Tyrosinases use molecular oxygen to catalyse two different enzymatic reactions [21], [48], [50], [77], [84]: (i) the ortho-hydroxylation of monophenols to o-diphenols (monophenolase, cresolase acticity) and (ii) the oxidation of o-diphenols to o-quinones (diphenolase, catecholase activity). The reactive quinones polymerize non-enzymatically to the macromolecular melanins (Fig. 1). It should be noted that often the name phenoloxidase is used in literature, which summarizes tyrosinases, catecholoxidases and laccases as well. Because of their overlapping substrate specificities, a positive test for catecholase activity does not necessarily mean that the enzymes exhibit cresolase activity.

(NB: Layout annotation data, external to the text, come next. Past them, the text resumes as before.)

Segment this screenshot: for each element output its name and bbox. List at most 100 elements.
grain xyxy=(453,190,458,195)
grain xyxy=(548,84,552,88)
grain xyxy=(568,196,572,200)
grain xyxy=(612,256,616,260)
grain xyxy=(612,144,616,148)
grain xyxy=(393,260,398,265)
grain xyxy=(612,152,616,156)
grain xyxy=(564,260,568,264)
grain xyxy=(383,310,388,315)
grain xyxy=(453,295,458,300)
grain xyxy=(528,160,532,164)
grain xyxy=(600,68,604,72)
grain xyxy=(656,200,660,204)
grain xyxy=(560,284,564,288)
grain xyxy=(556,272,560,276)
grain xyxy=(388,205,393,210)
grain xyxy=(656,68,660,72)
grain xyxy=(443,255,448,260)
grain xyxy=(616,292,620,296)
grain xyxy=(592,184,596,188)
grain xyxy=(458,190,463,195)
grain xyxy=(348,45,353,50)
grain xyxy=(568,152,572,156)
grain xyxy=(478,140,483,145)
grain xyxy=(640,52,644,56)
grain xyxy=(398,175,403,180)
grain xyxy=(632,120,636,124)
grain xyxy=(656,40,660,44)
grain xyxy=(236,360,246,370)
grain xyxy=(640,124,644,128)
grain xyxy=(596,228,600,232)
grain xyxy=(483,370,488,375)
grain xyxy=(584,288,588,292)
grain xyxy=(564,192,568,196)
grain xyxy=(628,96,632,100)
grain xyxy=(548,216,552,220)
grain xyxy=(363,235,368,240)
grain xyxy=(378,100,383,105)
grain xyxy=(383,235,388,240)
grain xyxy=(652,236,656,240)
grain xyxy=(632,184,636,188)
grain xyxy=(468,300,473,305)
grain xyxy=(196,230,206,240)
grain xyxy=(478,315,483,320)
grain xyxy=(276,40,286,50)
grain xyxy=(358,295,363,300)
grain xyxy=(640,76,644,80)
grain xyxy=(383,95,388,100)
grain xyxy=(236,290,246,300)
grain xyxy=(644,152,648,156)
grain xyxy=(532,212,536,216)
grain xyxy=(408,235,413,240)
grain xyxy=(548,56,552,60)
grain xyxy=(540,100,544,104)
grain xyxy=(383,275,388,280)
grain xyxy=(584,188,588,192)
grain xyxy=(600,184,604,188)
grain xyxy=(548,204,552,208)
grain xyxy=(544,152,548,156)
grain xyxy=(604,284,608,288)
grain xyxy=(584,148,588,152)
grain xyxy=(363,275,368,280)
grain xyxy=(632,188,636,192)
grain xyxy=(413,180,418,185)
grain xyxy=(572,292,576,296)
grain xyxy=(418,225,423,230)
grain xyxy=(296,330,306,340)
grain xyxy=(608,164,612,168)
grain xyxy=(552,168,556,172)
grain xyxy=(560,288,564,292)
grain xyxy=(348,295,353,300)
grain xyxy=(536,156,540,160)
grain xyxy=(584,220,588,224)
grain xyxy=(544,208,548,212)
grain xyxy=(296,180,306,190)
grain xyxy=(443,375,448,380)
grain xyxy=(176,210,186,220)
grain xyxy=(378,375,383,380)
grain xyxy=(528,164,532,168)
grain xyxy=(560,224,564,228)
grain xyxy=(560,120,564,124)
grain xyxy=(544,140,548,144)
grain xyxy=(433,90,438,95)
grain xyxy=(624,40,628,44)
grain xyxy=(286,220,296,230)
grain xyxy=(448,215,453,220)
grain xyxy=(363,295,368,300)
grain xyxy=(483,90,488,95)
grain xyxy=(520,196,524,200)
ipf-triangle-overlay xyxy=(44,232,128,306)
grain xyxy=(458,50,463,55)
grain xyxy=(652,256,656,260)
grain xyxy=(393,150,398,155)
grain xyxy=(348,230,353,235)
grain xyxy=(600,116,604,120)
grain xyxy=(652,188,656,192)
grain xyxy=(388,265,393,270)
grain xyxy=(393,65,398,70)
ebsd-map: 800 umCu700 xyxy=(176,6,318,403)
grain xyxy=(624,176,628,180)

In spite of intensive biochemical investigations since decades, there exist only limited informations about the protein structure and the exact reaction mechanisms. Some reasons for these deficits are difficulties in purification of sufficiently high amounts of tyrosinases from eukaryotic sources due to low enzyme concentrations, contamination with pigments, occurrence of isoenzymes or post-translational modifications.

The copper binding sites of tyrosinases share a high sequence homology with the haemocyanins, the oxygen carrier proteins of the molluscs and arthropods [20], [22], [23], [40], [84], [85]. During evolution, a functional change of this protein family has been proposed: from enzymatic oxygen detoxification towards oxygen transport [40].

The common feature is a ‘type 3 copper centre’, a diamagnetic spin-coupled copper pair [21], [48], [50], [77], [84]. Each of the two metal atoms, CuA and CuB, of the active site are coordinated by three conserved histidines which are located in a ‘four α-helix bundle’. During the catalytic cycle the ‘type 3 copper centre’ can adopt different functional forms: the oxy-state [Cu(II)–O₂²⁻–Cu(II)], deoxy-state [Cu(I) Cu(I) ], half-met state [Cu(I) Cu(II)] and the met state [Cu(II)–OH⁻–Cu(II)]. In the latter case the two copper atoms are bridged by hydroxo ions. The valences of the two copper atoms change from Cu(I) to Cu(II), which can be followed spectroscopically. In the oxy-state the molecular oxygen is reversibly bound as a peroxide between the two copper atoms in a ‘side-on’ conformation (Fig. 5). In the absence of any substrate more than 85% of the enzyme is in the met state, which can be regarded as the resting form of tyrosinase. According to current conceptions, both, the met- and the oxy-state of tyrosinases enable the diphenoloxidase activity, whereas the monohydroxylase reaction requires the oxy-state.

Although much work on bacterial tyrosinases was published since decades, most studies did not concentrate on structural topics. Nevertheless, tyrosinases from microorganisms may be helpful to get more insight in the common architecture of these enzymes and especially in the complicated monohydroxylase reaction [5], [6], [79], [80], [83]. This review will focus on Streptomyces tyrosinases in the light of recent results on ‘type 3 copper’ proteins in general.